これ以上、アタシ自身の居場所を失いたくないから、
『アタシは家族が嫌いなんだ』と自分自身に暗号をかけるように言い聞かせて、
家族から距離をとった。



そして……行く当てもない思いを発散させるために、
あの頃から歌いだしたんだ。


心の悲鳴を吐き出すように。
誰かにアタシのSOSに気が付いてほしくて。



それは尖ったフリをしたアタシの精一杯の虚勢。



最初は学校内の屋上で一人歌ってた。


寮生活が終わった後は自宅から通学が可能になったのに、
【社会経験がしたいから】なんて言う理由をつけて、
お小遣いでためてた貯金を使って一人暮らしをするアパートを借りた。


実家から電車で二駅くらいの場所に借りたアパート。


ばぱぁは、その頃にはアタシに何て興味はなくて星奈と陽奈にかかりきり。


アタシの寮からアパートの引っ越しには、
父親だけが手伝ってくれた。



ババアの代わりに毎週のように寮で生活していたアタシに会いに来てくれてた、
大好きなばーばが亡くなった後は、唯一、アタシを受け入れてくれている。


そんなふうに感じられたのが、
父親のいざと言うときの存在だった。



それだけでも嬉しい。


本当は嬉しかったんだよ。


だけど……ぬくもりが欲しいガキのアタシには、
そんなものじゃ満足しないの。


時折、恰好よくなるヒーローじゃなくて、
ずっと恰好いいヒーローの方がいい。


だけど父親は、婿養子でババアとジジイの家に入ってきた人間だから、
いつも二人の顔色を窺って生活してた。


そんな父親が、凄く情けなくて許せなかった。

 

本当は顔色なんか見なくても、
堂々とアタシの砦でいて欲しかった。


亡くなった、ばーばみたいに。



そんな思いを抱えながら、寮生活を終えて通学期に入った頃からは、
公園や河川敷で歌い始めた。


そしてストリート。


あの場所で歌い始めたアタシの前に、何時の間にか寄り添うように現れたのは真梛斗。

アイツだった。


アイツはアタシの前にいきなり現れて、
ずっと寂しかったアタシの心に、温盛をもたらしてくれた。


アイツと出逢って、アタシの心は満たされるようになった。


真梛斗と出逢って、アタシは笑えるようになった。
真梛斗が与えてくれる全てがアタシの存在意義なった。



そして……あの日、テレビのニュースで知った。





今日、午後。
〇〇区〇〇の交差点で車が突っ込み、通行中の歩行者を次々とはねました。
死亡したのは……





女性キャスターが淡々と話すその声が告げた、
真梛斗の名前。


その場所はアタシと真梛斗が出会った交差点で……。



いても経ってもたまらなくて、
アタシはアパートを飛び出してあの場所へと向かった。


警察の規制が緩和されていなくて、
その場所に踏み入れることは叶わなかった。



突然失った存在意義。



何度も何度も電話を続ける、唯一の連絡手段。

だけどその電話が繋がることのないまま、
何日にも何日も時間だけが過ぎて行った。


そして何時しか、アタシもアイツのスマホに電話をするのを諦めた。
今も消せないまま、静かに電話帳の中で静かに眠ってる。


そう、アタシにずっと温盛を与え続けてくれたアイツとアタシを繋いでいたものは、
アイツがアタシに教えてくれた携帯番号とメールアドレス。

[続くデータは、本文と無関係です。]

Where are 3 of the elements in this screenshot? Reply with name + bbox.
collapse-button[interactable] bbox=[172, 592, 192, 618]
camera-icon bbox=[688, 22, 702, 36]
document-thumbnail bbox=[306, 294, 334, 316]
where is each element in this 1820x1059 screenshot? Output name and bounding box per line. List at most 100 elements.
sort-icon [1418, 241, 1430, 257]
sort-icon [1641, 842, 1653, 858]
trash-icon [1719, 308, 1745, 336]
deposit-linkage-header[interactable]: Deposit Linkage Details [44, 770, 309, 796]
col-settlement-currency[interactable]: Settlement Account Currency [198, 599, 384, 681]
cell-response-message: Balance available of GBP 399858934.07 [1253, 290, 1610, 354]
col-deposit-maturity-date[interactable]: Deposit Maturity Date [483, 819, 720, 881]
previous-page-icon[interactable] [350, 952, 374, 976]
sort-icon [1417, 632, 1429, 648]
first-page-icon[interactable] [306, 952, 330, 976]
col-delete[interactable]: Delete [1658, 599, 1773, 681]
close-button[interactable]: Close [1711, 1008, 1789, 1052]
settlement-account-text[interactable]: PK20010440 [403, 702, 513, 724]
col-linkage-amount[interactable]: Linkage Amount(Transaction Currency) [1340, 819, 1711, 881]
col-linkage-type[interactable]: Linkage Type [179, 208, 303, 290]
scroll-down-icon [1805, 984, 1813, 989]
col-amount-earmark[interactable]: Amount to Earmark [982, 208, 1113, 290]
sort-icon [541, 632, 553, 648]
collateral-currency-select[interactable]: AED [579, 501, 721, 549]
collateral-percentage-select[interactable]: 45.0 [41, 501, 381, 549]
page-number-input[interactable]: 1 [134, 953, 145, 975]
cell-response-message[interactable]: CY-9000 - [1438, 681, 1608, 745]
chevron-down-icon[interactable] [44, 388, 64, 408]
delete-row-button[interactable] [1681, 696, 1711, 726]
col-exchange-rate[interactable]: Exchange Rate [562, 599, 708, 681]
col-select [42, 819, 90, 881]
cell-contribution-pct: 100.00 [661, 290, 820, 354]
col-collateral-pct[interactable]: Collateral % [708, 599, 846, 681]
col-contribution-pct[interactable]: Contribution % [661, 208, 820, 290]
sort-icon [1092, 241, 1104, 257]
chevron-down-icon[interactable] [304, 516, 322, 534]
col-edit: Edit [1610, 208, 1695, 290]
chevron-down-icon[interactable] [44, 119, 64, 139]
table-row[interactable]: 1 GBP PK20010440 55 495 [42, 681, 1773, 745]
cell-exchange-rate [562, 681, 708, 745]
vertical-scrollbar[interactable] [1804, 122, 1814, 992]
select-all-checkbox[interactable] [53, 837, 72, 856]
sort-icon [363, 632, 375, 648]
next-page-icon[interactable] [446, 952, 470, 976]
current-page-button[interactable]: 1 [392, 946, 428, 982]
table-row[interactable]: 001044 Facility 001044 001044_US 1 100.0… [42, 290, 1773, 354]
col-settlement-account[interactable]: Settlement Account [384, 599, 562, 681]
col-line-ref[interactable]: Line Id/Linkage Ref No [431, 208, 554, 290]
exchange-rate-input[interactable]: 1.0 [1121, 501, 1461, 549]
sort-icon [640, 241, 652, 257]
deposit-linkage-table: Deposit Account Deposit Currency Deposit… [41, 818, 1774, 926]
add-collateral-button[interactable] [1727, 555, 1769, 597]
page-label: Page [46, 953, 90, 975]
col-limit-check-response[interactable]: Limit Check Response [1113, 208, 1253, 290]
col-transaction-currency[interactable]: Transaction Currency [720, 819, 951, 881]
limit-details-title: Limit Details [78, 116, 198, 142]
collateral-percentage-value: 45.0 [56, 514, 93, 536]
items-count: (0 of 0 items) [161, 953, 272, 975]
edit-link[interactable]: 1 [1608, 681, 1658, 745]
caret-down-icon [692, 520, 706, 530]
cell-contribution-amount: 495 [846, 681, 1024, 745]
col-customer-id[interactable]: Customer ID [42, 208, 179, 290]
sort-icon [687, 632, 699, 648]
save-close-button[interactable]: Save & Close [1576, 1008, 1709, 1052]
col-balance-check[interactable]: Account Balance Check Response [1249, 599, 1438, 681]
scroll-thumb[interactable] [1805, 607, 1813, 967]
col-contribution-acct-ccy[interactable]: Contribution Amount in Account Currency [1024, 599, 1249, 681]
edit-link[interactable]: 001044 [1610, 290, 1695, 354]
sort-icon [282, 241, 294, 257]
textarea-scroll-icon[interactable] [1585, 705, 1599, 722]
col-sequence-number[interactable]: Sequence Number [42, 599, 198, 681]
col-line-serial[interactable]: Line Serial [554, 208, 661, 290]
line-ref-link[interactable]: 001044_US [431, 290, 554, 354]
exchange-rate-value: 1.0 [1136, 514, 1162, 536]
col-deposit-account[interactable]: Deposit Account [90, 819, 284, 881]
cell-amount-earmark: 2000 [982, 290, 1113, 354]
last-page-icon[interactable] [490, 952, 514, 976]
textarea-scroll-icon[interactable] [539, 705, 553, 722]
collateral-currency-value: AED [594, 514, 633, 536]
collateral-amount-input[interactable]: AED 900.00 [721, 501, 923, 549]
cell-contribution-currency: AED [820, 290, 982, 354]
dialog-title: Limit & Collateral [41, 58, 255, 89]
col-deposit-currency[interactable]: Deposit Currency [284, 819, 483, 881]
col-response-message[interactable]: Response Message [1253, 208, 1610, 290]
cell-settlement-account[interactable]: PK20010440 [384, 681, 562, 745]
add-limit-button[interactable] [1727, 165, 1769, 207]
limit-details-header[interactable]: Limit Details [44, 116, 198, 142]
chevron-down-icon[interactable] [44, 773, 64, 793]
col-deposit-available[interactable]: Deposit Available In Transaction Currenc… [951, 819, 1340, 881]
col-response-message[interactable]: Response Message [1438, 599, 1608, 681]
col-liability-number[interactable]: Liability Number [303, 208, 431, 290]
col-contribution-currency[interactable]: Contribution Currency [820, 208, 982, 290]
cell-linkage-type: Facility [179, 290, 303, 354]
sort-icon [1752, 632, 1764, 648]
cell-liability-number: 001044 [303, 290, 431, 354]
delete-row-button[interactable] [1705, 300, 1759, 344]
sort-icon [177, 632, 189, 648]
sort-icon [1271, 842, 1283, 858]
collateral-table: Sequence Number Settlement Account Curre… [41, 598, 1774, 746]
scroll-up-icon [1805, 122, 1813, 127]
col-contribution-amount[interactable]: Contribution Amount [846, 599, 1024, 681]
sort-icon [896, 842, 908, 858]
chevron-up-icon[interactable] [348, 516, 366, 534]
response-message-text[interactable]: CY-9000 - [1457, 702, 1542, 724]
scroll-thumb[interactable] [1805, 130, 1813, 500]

そしてSNSのID。


そしてアタシの耳元に存在感を示す、アイツの血が閉じ込められたピアスが一つ。
それが、アイツがアタシの前で生きてた証。


それ以外は何の繋がりもなかったんだ……。


真梛斗の住所も家族も……どんなふうに生活してきてたのか。
アタシは何も知らない。


その現実だけが重くのしかかった。


一人取り残された孤独。


だけど……そんなだから、ニュースで知らされた人は、
地球上に一人はいるかも知れない同姓同名のそっくりさんで、
アタシの真梛斗じゃない気がして。